This group has information on reducing costs related to IV flushing frequency. They state 12 hours for intermittent therapy. 24 hours for the ambulatory patient they say is a safe practice. They also said consider going back to multiple dose vials for flushes, as opposed to prefilled syringes. As anyone encountered them for looking at changing practice? thank you
The use of multidose vials is a dead give-away that they do not know what they are talking about. INS, CDC, ISMP, APIC, etc all are extremely strong about getting away from multidose vials. go to www.oneandonlycampaign.org.
Check out the Safe Injection Practices section. You will see what I mean. Multidose vials and their erroneous use have been the cause of more than 150,000 people in the USA requiring test for bloodborne pathogens since 1999. Primarily this has been in outpatient infusion settings but it has primarily been from catheter flushing procedures. The high incidence of this practice is what led the CDC to get involved and create the One and Only Campaign in the website I mentioned.
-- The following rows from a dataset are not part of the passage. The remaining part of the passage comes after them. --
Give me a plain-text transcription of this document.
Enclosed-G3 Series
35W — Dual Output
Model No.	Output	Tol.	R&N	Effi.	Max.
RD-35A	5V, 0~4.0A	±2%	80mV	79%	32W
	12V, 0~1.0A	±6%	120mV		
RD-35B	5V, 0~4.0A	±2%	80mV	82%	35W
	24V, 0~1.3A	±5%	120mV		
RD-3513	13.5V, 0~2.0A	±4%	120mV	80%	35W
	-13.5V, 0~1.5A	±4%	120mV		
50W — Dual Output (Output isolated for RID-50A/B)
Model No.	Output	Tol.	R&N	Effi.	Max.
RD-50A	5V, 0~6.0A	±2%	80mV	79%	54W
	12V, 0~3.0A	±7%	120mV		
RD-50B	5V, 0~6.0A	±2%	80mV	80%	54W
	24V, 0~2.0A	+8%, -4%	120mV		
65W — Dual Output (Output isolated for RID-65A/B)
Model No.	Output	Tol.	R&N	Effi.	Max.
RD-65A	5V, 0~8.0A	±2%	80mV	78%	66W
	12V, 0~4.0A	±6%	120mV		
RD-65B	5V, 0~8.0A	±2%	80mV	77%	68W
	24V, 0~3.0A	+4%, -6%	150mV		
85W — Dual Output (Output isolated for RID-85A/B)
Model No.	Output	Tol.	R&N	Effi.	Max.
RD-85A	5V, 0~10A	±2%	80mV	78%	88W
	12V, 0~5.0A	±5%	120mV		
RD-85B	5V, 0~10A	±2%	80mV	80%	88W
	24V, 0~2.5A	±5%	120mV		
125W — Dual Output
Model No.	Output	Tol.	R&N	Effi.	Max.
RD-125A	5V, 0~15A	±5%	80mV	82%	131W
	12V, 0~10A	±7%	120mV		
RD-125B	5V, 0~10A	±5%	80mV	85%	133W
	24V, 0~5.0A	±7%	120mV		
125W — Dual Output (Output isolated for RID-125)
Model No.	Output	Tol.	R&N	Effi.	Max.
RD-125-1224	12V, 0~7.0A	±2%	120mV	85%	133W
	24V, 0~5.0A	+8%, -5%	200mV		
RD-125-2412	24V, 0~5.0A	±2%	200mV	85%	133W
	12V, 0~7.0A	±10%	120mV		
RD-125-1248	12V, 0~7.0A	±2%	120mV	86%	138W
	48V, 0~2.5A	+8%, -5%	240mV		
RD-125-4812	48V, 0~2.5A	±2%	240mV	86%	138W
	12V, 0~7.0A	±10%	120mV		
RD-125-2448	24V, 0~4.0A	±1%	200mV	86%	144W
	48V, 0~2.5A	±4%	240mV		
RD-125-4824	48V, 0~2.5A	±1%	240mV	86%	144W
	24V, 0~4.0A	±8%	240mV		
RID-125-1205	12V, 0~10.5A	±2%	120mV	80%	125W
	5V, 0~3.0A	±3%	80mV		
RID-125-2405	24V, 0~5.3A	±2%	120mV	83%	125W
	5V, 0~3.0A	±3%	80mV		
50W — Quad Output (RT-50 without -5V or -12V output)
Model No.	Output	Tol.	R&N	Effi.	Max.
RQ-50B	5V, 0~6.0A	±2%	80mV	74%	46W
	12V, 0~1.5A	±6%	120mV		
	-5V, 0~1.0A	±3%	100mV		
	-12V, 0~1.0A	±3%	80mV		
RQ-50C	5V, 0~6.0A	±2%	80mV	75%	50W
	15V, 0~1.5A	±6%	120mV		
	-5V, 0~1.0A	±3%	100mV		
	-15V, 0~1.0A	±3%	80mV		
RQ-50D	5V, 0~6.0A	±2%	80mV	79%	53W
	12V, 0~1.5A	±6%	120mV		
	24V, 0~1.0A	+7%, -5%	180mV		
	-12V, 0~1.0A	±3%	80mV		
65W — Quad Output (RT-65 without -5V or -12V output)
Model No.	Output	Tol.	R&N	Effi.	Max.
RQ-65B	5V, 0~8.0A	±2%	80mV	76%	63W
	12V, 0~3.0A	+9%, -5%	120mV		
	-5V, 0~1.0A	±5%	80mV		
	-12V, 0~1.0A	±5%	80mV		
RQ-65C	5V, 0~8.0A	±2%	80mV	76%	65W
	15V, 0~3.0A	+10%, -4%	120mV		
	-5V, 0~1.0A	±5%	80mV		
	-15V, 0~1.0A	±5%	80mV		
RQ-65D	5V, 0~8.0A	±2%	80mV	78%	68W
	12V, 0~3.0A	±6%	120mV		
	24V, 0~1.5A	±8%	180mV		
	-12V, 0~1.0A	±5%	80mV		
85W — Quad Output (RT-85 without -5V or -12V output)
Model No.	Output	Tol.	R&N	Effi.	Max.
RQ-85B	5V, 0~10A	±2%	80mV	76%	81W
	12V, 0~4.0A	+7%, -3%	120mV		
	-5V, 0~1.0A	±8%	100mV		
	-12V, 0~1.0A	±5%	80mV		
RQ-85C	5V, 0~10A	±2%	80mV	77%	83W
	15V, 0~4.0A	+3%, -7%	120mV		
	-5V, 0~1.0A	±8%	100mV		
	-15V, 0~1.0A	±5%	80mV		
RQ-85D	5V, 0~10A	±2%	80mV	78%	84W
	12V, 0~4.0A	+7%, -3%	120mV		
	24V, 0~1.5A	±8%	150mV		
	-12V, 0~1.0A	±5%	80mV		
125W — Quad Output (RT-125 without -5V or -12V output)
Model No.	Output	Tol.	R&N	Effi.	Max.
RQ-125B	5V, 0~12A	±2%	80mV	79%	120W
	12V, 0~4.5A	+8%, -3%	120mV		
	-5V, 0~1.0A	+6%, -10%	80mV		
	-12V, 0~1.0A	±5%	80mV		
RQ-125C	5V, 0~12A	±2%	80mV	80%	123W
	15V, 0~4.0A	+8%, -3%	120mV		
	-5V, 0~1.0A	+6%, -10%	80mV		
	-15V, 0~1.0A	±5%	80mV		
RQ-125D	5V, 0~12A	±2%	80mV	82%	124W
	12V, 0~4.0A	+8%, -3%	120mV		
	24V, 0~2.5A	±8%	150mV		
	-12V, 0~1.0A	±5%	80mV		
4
Additionally, all VADs used for intermittent infusions must be flushed and locked immediately following the infusion. If this is every 6 hours, you must flush and lock every 6 hours. You can not stretch it out to 12 or 24 hours. I have never heard of this group but have serious issues with what they are selling!! Lynn
Lynn Hadaway, M.Ed., RN, BC, CRNI
Lynn Hadaway Associates, Inc.
126 Main Street, PO Box 10
Milner, GA 30257
Website http://www.hadawayassociates.com
Office Phone 770-358-7861
Do you think these consultants actually have a current up to date clinician?
Purchase the INS Standards of Care and the INS flushing cards and refer them to a national organizatin that has published standards of care for maintenance of a vascular access device. If you do not flush after giving a medication I guess they want all your lines to have chemical precipitatates as the drugs intermix without flushing. Is this what they mean by intermittant flushing. Twice a day but not after medication delivery?
I suggest as Lynn does to refer them to Michael Cohen's safe medical practice site on the use of multi-dose vials and incidence of contamination, cross contamination, and even hepatitis transmission. We do not use multi-dose vials and multi-dose bags we pull from for a reason.